Жизнь предстает с точки зрения старости, когда автор перемещается между сном и бодрствованием, прошлым и настоящим: вот детские истоки его страстного интереса к книгам, чтению, письму и миру воображения, из которого его родители тщетно пытались вытащить. Здесь же болезненные, долгие обвинения и нападки со стороны других писателей, которые доказывали, что он не сидел в тюрьме и даже «что меня вообще не было. Понимаете – вообще» [Терц 1998: 43]. Или что он колдун («потому что еще не умер»). Эти дремотные интерлюдии позволяют его активному «астральному телу» отделиться от своей смертной оболочки, оставляя воображение свободным бродить, где хочет, пока он впитывает в бархатном ночном воздухе свои воспоминания (еще одно эхо заключительных страниц «Спокойной ночи»). Как будто прямо опровергая обвинения, эта ночь оказывается звездной ночью его лагерных лет, а его творческая мощь преодолевает окружающее, вызывая образы «Тысячи и одной ночи». Ключ к разгадке – золотой шнурок. Впервые упоминаемая в прологе, это «спасительная петля» Робинзона Крузо, с помощью которой он выловил из затонувшего брига неисчислимые сокровища, потребные для выживания на необитаемом острове. В «Кошкином доме» этот «золотой шнурок» представлен в форме отрывков бессмысленной «абракадабры», которые вкраплены по всему тексту. Это своего рода нить Ариадны из прошлого; она ведет к сердцу лабиринта и дальше, если крепко за нее держаться, – через различные повороты истории. Однако раскрыть все секреты в начале – значит сдать игру.
Верный идее головоломки, Синявский делает все возможное, чтобы запутать читателя многочисленными изменениями местоположений, в которых факт и вымысел размываются, и авторский голос никогда не фиксируется на одной личности.
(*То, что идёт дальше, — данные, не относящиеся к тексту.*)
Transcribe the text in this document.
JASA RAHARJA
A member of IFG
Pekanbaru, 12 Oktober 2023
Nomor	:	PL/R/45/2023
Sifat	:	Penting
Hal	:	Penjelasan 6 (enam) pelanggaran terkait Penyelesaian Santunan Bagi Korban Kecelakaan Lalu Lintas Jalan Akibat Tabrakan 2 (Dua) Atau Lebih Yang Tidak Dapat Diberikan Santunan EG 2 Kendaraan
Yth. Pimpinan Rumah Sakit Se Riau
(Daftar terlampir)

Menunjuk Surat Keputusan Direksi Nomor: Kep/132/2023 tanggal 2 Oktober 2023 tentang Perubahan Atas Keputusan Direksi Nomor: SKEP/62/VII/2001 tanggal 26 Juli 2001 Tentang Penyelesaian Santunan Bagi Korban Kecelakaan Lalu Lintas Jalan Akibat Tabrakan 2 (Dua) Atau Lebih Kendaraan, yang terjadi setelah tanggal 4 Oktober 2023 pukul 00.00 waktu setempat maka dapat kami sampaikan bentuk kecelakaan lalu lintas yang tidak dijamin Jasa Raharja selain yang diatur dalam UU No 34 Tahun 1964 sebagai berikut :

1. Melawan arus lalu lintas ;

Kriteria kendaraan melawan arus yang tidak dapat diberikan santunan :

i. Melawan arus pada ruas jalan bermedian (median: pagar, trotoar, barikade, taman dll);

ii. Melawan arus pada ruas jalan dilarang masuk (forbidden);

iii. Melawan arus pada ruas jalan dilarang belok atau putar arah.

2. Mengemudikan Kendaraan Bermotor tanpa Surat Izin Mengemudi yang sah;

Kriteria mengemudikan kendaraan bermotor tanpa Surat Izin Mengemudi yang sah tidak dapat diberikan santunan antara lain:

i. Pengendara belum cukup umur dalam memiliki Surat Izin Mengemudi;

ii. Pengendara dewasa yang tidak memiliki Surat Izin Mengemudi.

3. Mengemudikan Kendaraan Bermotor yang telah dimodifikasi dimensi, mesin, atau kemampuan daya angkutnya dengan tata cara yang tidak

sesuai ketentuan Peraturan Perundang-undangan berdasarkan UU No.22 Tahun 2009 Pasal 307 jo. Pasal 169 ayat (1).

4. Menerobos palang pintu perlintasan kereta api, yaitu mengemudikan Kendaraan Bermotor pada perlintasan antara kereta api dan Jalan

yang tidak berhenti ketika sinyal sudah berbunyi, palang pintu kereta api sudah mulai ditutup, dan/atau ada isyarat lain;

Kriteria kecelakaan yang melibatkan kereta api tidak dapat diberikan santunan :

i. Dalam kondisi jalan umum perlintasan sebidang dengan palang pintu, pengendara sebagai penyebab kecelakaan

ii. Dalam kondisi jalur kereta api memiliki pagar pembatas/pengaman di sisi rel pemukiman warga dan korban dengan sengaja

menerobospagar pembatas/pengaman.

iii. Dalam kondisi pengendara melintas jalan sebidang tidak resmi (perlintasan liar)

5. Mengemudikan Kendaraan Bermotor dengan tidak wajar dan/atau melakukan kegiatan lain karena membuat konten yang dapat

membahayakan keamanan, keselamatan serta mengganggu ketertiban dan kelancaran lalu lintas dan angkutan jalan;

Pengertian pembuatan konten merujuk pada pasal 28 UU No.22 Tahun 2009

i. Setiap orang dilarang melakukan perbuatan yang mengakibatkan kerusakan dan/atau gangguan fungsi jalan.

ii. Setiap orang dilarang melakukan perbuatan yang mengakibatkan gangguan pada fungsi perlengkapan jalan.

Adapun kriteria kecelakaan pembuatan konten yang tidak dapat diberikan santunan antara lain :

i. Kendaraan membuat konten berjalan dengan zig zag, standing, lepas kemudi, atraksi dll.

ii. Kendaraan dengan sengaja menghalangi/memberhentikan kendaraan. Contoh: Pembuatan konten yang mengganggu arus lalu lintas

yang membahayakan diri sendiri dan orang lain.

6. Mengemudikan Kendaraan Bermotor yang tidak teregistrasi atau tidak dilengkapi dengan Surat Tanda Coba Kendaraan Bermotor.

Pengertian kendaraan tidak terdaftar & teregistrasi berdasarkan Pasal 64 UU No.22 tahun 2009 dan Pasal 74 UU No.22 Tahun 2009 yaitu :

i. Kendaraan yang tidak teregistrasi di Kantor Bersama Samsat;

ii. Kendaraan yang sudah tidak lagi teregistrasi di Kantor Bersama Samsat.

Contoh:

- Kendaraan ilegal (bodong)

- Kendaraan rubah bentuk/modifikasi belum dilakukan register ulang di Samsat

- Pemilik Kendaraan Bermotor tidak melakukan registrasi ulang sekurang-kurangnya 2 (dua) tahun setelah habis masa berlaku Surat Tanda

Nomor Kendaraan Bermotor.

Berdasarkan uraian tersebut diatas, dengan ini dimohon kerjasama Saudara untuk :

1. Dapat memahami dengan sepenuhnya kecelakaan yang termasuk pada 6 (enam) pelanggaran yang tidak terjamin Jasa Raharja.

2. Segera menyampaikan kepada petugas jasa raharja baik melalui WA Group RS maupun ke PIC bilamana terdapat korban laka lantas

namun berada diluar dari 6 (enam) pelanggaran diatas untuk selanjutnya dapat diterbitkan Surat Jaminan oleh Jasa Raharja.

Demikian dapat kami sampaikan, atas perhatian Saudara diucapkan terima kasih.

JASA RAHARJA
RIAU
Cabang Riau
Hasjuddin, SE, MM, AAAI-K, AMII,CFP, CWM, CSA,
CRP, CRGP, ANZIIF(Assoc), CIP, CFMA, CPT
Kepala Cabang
Кроме того, сам жанр изменчив, это то мемуары, то сказка, то дневник, дополненные сценой из сюрреалистической пьесы для вящего удовольствия. Замешательство усугубляется тем, что все это часто предстает в виде фрагментов, в то время как целое движется в форме детективного романа.
Эта кажущаяся безжалостной атака на критические способности читателя, не говоря уже о способности читателя к концентрации, используется, чтобы передать чувство отчуждения Синявского от современной реальности. В своих приездах в Россию с конца 1980-х годов, после почти двадцатилетнего отсутствия, он увидел, что страна, и в частности Москва, изменилась до неузнаваемости. И кажется, что город разваливается (то же самое Синявский говорил о Ленинграде в «Путешествии на Черную речку»), грязный и заброшенный; повсюду очевидны негативные последствия перестройки, город становится жертвой агрессивного потребления в западном стиле и притока иностранной культуры в ее самом дешевом и безвкусном виде. Кроме того, присутствует тревожное, фундаментальное чувство хаоса, морального и духовного вакуума[231].